Chover aqui é mais do que tudo isso. É uma força da Natureza que se impõe, que condiciona o dia-a-dia durante metade do ano, que transforma não só a paisagem, mas a vida das gentes e também as suas almas que escorregam com a chuva, que penetram na terra e evaporam com os raios de Sol nos interstícios da vontade divina que as afoga e empurra... para o ventre de onde esperam nunca sair.


Chover aqui é também redescobrir a cor e o cheiro das mangas, cada ano, que são a vitamina do Amor e do Sexo que fazem germinar a Terra Africana de novos frutos, de novos sorrisos... de novas vidas.





Post Scriptum:
Ontem, no último dia da Época Seca, o carro que levei para a praia (que eu achava tratar-se do Paraíso) foi assaltado e levaram-me as minhas sandálias que comprei antes de vir para Moçambique a primeira vez, em 2003. Eram umas velhas sandálias de pele. Aliás, umas vergonhosamente velhas sandálias de pele, que me acompanhavam desde então e que me faziam soltar um sorriso cada vez que as calçava... porque eram as minhas sandálias de Moçambique gastas e vergonhosamente velhas...
Também me roubaram uma moeda portuguesa em bronze do século XVIII que comprei na Praia da Carrusca, perto da Ilha de Moçambique, que passou a ser o meu Paraíso nessa manhã de Maio. Pelo menos, eu estava convencido que assim era e achava-lhe piada. Não, não era piada, era um sentimento de pertença e de saudade de Portugal, do meu País.
Roubaram-me ainda aqueles óculos de Sol másculos e sexy que eu achava que eram os únicos que podia usar e que provavelmente também era eu o único que assim os via. No ano passado roubaram-me o mesmo modelo na Praia de Pangane, que eu também achava ser o Paraíso, até aí.
Roubaram-me ainda o telemóvel. E assim se foram nomes que povoavam a lista de contactos, muitos deles que eu nem conhecia. Mas também foram as mensagens guardadas, aquelas íntimas que nos fazem corar e sorrir por dentro e por fora e nos transportam para um mundo só nosso por breves segundos...

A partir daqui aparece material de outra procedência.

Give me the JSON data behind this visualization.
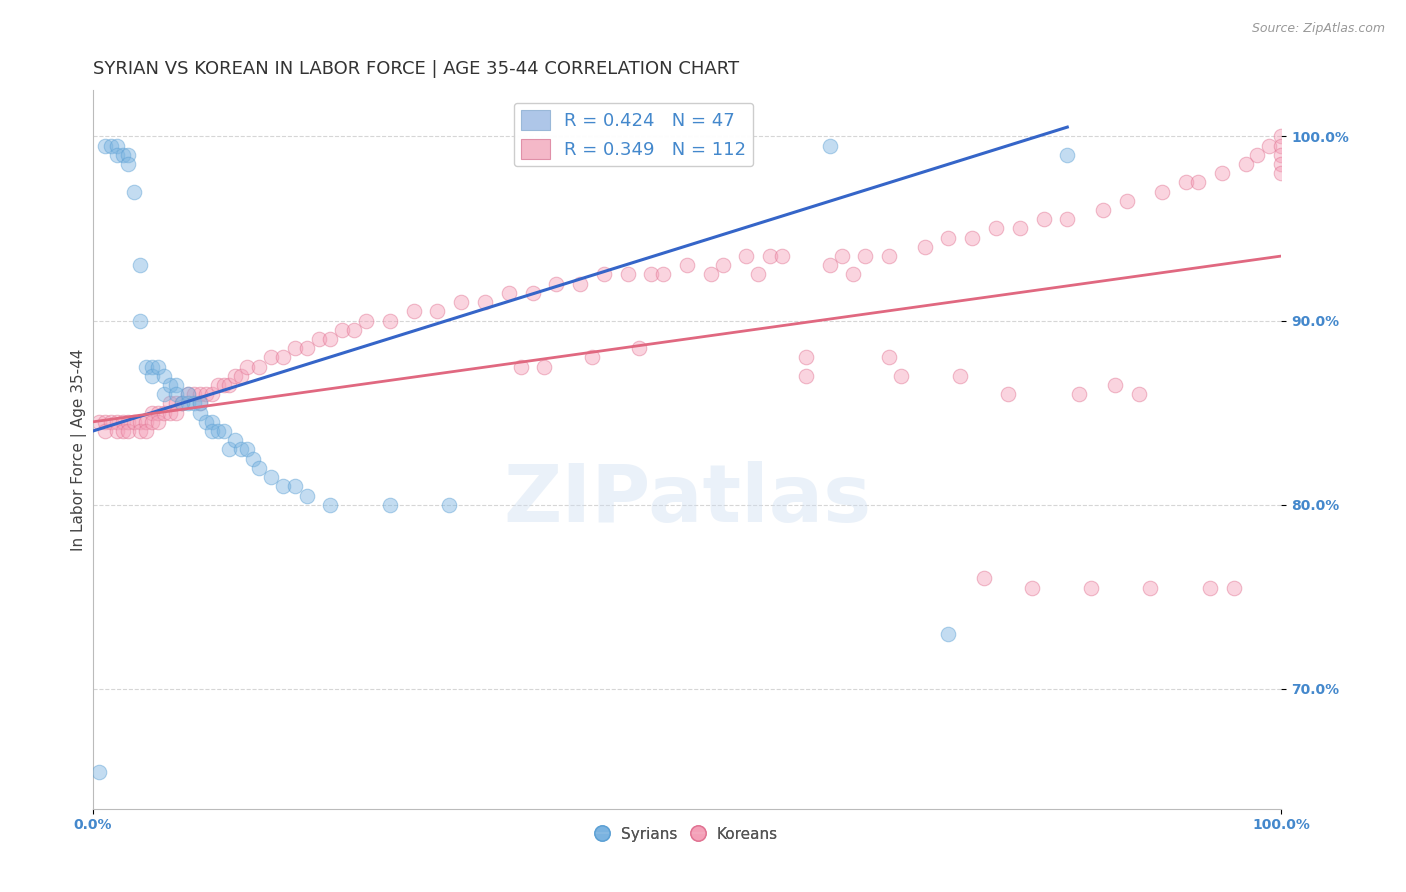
{
  "title": "SYRIAN VS KOREAN IN LABOR FORCE | AGE 35-44 CORRELATION CHART",
  "source_text": "Source: ZipAtlas.com",
  "ylabel": "In Labor Force | Age 35-44",
  "xlim": [
    0.0,
    1.0
  ],
  "ylim": [
    0.635,
    1.025
  ],
  "yticks": [
    0.7,
    0.8,
    0.9,
    1.0
  ],
  "ytick_labels": [
    "70.0%",
    "80.0%",
    "90.0%",
    "100.0%"
  ],
  "xticks": [
    0.0,
    1.0
  ],
  "xtick_labels": [
    "0.0%",
    "100.0%"
  ],
  "watermark": "ZIPatlas",
  "legend_items": [
    {
      "label": "R = 0.424   N = 47",
      "color": "#aec6e8"
    },
    {
      "label": "R = 0.349   N = 112",
      "color": "#f4b8c8"
    }
  ],
  "legend_bottom": [
    "Syrians",
    "Koreans"
  ],
  "syrian_color": "#7ab3e0",
  "korean_color": "#f4a0b8",
  "syrian_edge": "#5a9fd4",
  "korean_edge": "#e07090",
  "blue_line_color": "#3565c8",
  "pink_line_color": "#e06880",
  "syrian_points_x": [
    0.005,
    0.01,
    0.015,
    0.02,
    0.02,
    0.025,
    0.03,
    0.03,
    0.035,
    0.04,
    0.04,
    0.045,
    0.05,
    0.05,
    0.055,
    0.06,
    0.06,
    0.065,
    0.07,
    0.07,
    0.075,
    0.08,
    0.08,
    0.085,
    0.09,
    0.09,
    0.095,
    0.1,
    0.1,
    0.105,
    0.11,
    0.115,
    0.12,
    0.125,
    0.13,
    0.135,
    0.14,
    0.15,
    0.16,
    0.17,
    0.18,
    0.2,
    0.25,
    0.3,
    0.62,
    0.72,
    0.82
  ],
  "syrian_points_y": [
    0.655,
    0.995,
    0.995,
    0.995,
    0.99,
    0.99,
    0.99,
    0.985,
    0.97,
    0.93,
    0.9,
    0.875,
    0.875,
    0.87,
    0.875,
    0.87,
    0.86,
    0.865,
    0.865,
    0.86,
    0.855,
    0.86,
    0.855,
    0.855,
    0.855,
    0.85,
    0.845,
    0.845,
    0.84,
    0.84,
    0.84,
    0.83,
    0.835,
    0.83,
    0.83,
    0.825,
    0.82,
    0.815,
    0.81,
    0.81,
    0.805,
    0.8,
    0.8,
    0.8,
    0.995,
    0.73,
    0.99
  ],
  "korean_points_x": [
    0.005,
    0.01,
    0.01,
    0.015,
    0.02,
    0.02,
    0.025,
    0.025,
    0.03,
    0.03,
    0.035,
    0.04,
    0.04,
    0.045,
    0.045,
    0.05,
    0.05,
    0.055,
    0.055,
    0.06,
    0.065,
    0.065,
    0.07,
    0.07,
    0.075,
    0.08,
    0.085,
    0.09,
    0.09,
    0.095,
    0.1,
    0.105,
    0.11,
    0.115,
    0.12,
    0.125,
    0.13,
    0.14,
    0.15,
    0.16,
    0.17,
    0.18,
    0.19,
    0.2,
    0.21,
    0.22,
    0.23,
    0.25,
    0.27,
    0.29,
    0.31,
    0.33,
    0.35,
    0.37,
    0.39,
    0.41,
    0.43,
    0.45,
    0.47,
    0.5,
    0.53,
    0.55,
    0.57,
    0.58,
    0.6,
    0.62,
    0.63,
    0.65,
    0.67,
    0.7,
    0.72,
    0.74,
    0.76,
    0.78,
    0.8,
    0.82,
    0.85,
    0.87,
    0.9,
    0.92,
    0.93,
    0.95,
    0.97,
    0.98,
    0.99,
    1.0,
    1.0,
    1.0,
    1.0,
    1.0,
    0.48,
    0.52,
    0.56,
    0.6,
    0.64,
    0.67,
    0.38,
    0.42,
    0.46,
    0.36,
    0.68,
    0.73,
    0.77,
    0.83,
    0.86,
    0.88,
    0.75,
    0.79,
    0.84,
    0.89,
    0.94,
    0.96
  ],
  "korean_points_y": [
    0.845,
    0.845,
    0.84,
    0.845,
    0.845,
    0.84,
    0.845,
    0.84,
    0.845,
    0.84,
    0.845,
    0.845,
    0.84,
    0.845,
    0.84,
    0.85,
    0.845,
    0.85,
    0.845,
    0.85,
    0.855,
    0.85,
    0.855,
    0.85,
    0.855,
    0.86,
    0.86,
    0.86,
    0.855,
    0.86,
    0.86,
    0.865,
    0.865,
    0.865,
    0.87,
    0.87,
    0.875,
    0.875,
    0.88,
    0.88,
    0.885,
    0.885,
    0.89,
    0.89,
    0.895,
    0.895,
    0.9,
    0.9,
    0.905,
    0.905,
    0.91,
    0.91,
    0.915,
    0.915,
    0.92,
    0.92,
    0.925,
    0.925,
    0.925,
    0.93,
    0.93,
    0.935,
    0.935,
    0.935,
    0.87,
    0.93,
    0.935,
    0.935,
    0.935,
    0.94,
    0.945,
    0.945,
    0.95,
    0.95,
    0.955,
    0.955,
    0.96,
    0.965,
    0.97,
    0.975,
    0.975,
    0.98,
    0.985,
    0.99,
    0.995,
    1.0,
    0.995,
    0.99,
    0.985,
    0.98,
    0.925,
    0.925,
    0.925,
    0.88,
    0.925,
    0.88,
    0.875,
    0.88,
    0.885,
    0.875,
    0.87,
    0.87,
    0.86,
    0.86,
    0.865,
    0.86,
    0.76,
    0.755,
    0.755,
    0.755,
    0.755,
    0.755
  ],
  "blue_line_x": [
    0.0,
    0.82
  ],
  "blue_line_y": [
    0.84,
    1.005
  ],
  "pink_line_x": [
    0.0,
    1.0
  ],
  "pink_line_y": [
    0.845,
    0.935
  ],
  "background_color": "#ffffff",
  "grid_color": "#cccccc",
  "title_fontsize": 13,
  "axis_label_fontsize": 11,
  "tick_fontsize": 10,
  "tick_color": "#4488cc",
  "marker_size": 110,
  "marker_alpha": 0.45
}
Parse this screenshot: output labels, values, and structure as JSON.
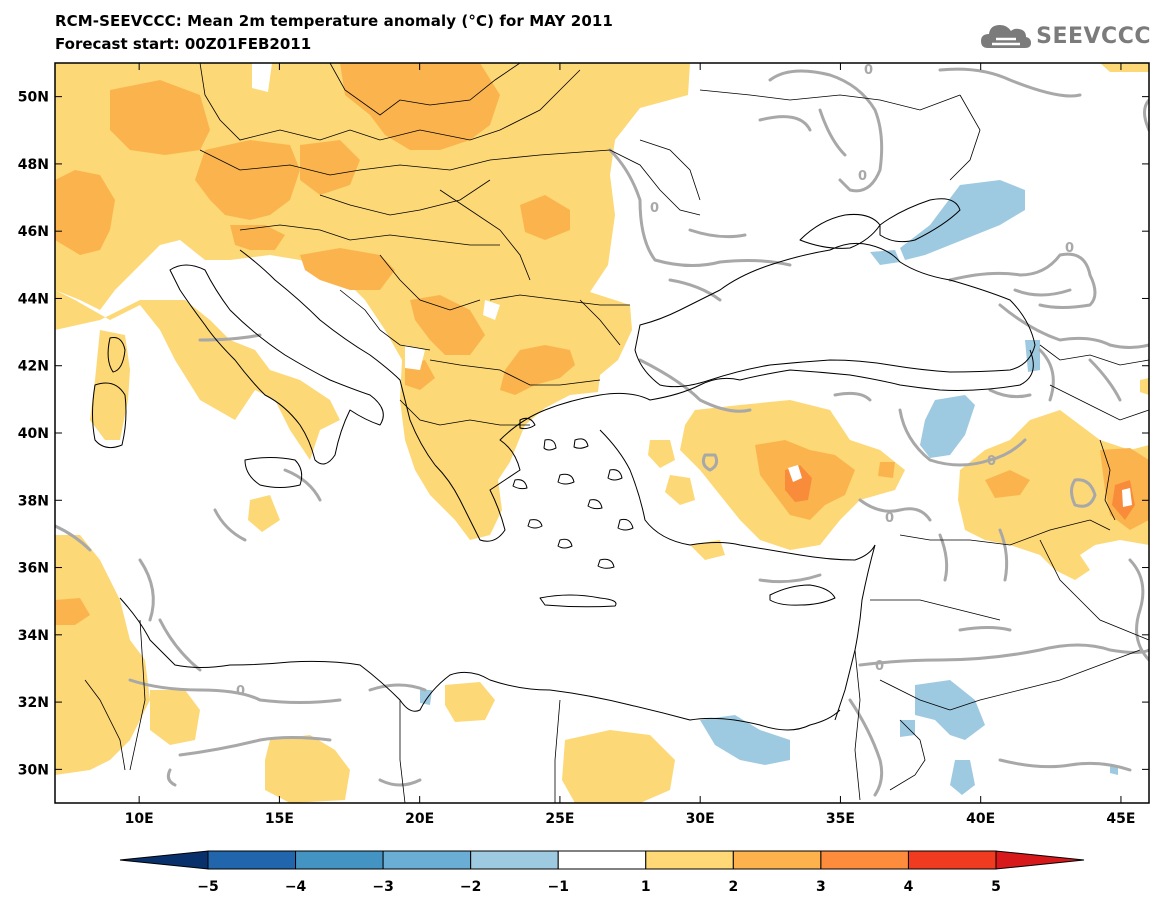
{
  "title": "RCM-SEEVCCC: Mean 2m temperature anomaly (°C) for MAY 2011",
  "subtitle": "Forecast start: 00Z01FEB2011",
  "logo": {
    "text": "SEEVCCC",
    "icon": "cloud-icon"
  },
  "map": {
    "lon_range": [
      7,
      46
    ],
    "lat_range": [
      29,
      51
    ],
    "lon_ticks": [
      {
        "value": 10,
        "label": "10E"
      },
      {
        "value": 15,
        "label": "15E"
      },
      {
        "value": 20,
        "label": "20E"
      },
      {
        "value": 25,
        "label": "25E"
      },
      {
        "value": 30,
        "label": "30E"
      },
      {
        "value": 35,
        "label": "35E"
      },
      {
        "value": 40,
        "label": "40E"
      },
      {
        "value": 45,
        "label": "45E"
      }
    ],
    "lat_ticks": [
      {
        "value": 30,
        "label": "30N"
      },
      {
        "value": 32,
        "label": "32N"
      },
      {
        "value": 34,
        "label": "34N"
      },
      {
        "value": 36,
        "label": "36N"
      },
      {
        "value": 38,
        "label": "38N"
      },
      {
        "value": 40,
        "label": "40N"
      },
      {
        "value": 42,
        "label": "42N"
      },
      {
        "value": 44,
        "label": "44N"
      },
      {
        "value": 46,
        "label": "46N"
      },
      {
        "value": 48,
        "label": "48N"
      },
      {
        "value": 50,
        "label": "50N"
      }
    ],
    "contour_label": "0"
  },
  "colorbar": {
    "labels": [
      "−5",
      "−4",
      "−3",
      "−2",
      "−1",
      "1",
      "2",
      "3",
      "4",
      "5"
    ],
    "low_arrow_color": "#08306b",
    "high_arrow_color": "#d7191c",
    "colors": [
      "#2166ac",
      "#4393c3",
      "#6aaed6",
      "#9ecae1",
      "#ffffff",
      "#fed976",
      "#feb24c",
      "#fd8d3c",
      "#f03b20"
    ]
  },
  "colors": {
    "anomaly_1_2": "#fdd876",
    "anomaly_2_3": "#fbb44d",
    "anomaly_3_4": "#f98c3b",
    "anomaly_neg_1_2": "#9ecae1",
    "contour": "#a8a8a8",
    "border": "#000000"
  }
}
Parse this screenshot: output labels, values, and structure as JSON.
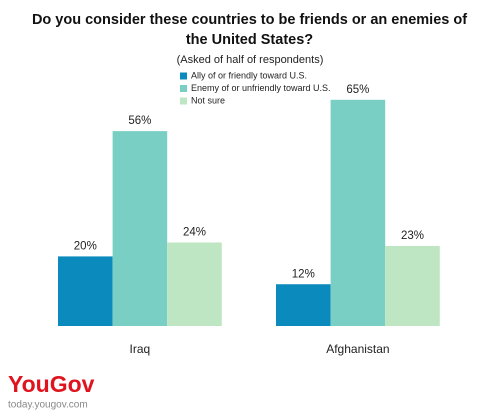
{
  "chart_data": {
    "type": "bar",
    "title": "Do you consider these countries to be friends or an enemies of the United States?",
    "subtitle": "(Asked of half of respondents)",
    "categories": [
      "Iraq",
      "Afghanistan"
    ],
    "series": [
      {
        "name": "Ally of or friendly toward U.S.",
        "color": "#0b8bbd",
        "values": [
          20,
          12
        ],
        "value_labels": [
          "20%",
          "12%"
        ]
      },
      {
        "name": "Enemy of or unfriendly toward U.S.",
        "color": "#79cfc3",
        "values": [
          56,
          65
        ],
        "value_labels": [
          "56%",
          "65%"
        ]
      },
      {
        "name": "Not sure",
        "color": "#bfe6c3",
        "values": [
          24,
          23
        ],
        "value_labels": [
          "24%",
          "23%"
        ]
      }
    ]
  },
  "brand": {
    "logo": "YouGov",
    "url": "today.yougov.com"
  }
}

Roubaram-me mais coisas, mas sobretudo roubaram-me a vontade de encontrar paraísos em Moçambique.
Felizmente hoje já começou a Época das Chuvas e tudo foi esquecido... ou seja lavado. Felizmente hoje comprei 10 kg de mangas por 2 Euros e tenho a casa a cheirar a manga. É um cheiro que se entranha nas paredes e na alma, podem ter a certeza.
É um cheiro que nos põe mais felizes e nos faz fazer Amor como se não houvesse amanhã, em desesperadas e contínuas despedidas. Como se não pudéssemos parar de fazer explodir cada músculo dos nossos corpos, húmidos e sedentos, ao mesmo tempo, que se fundem, acompanhando o ritmo da chuva eterna e impiedosa que silencia os batuques furiosos lá fora, lá longe...
Nesta dança primitiva e excêntrica que nos empurra de volta ao nosso ventre e a nós mesmos.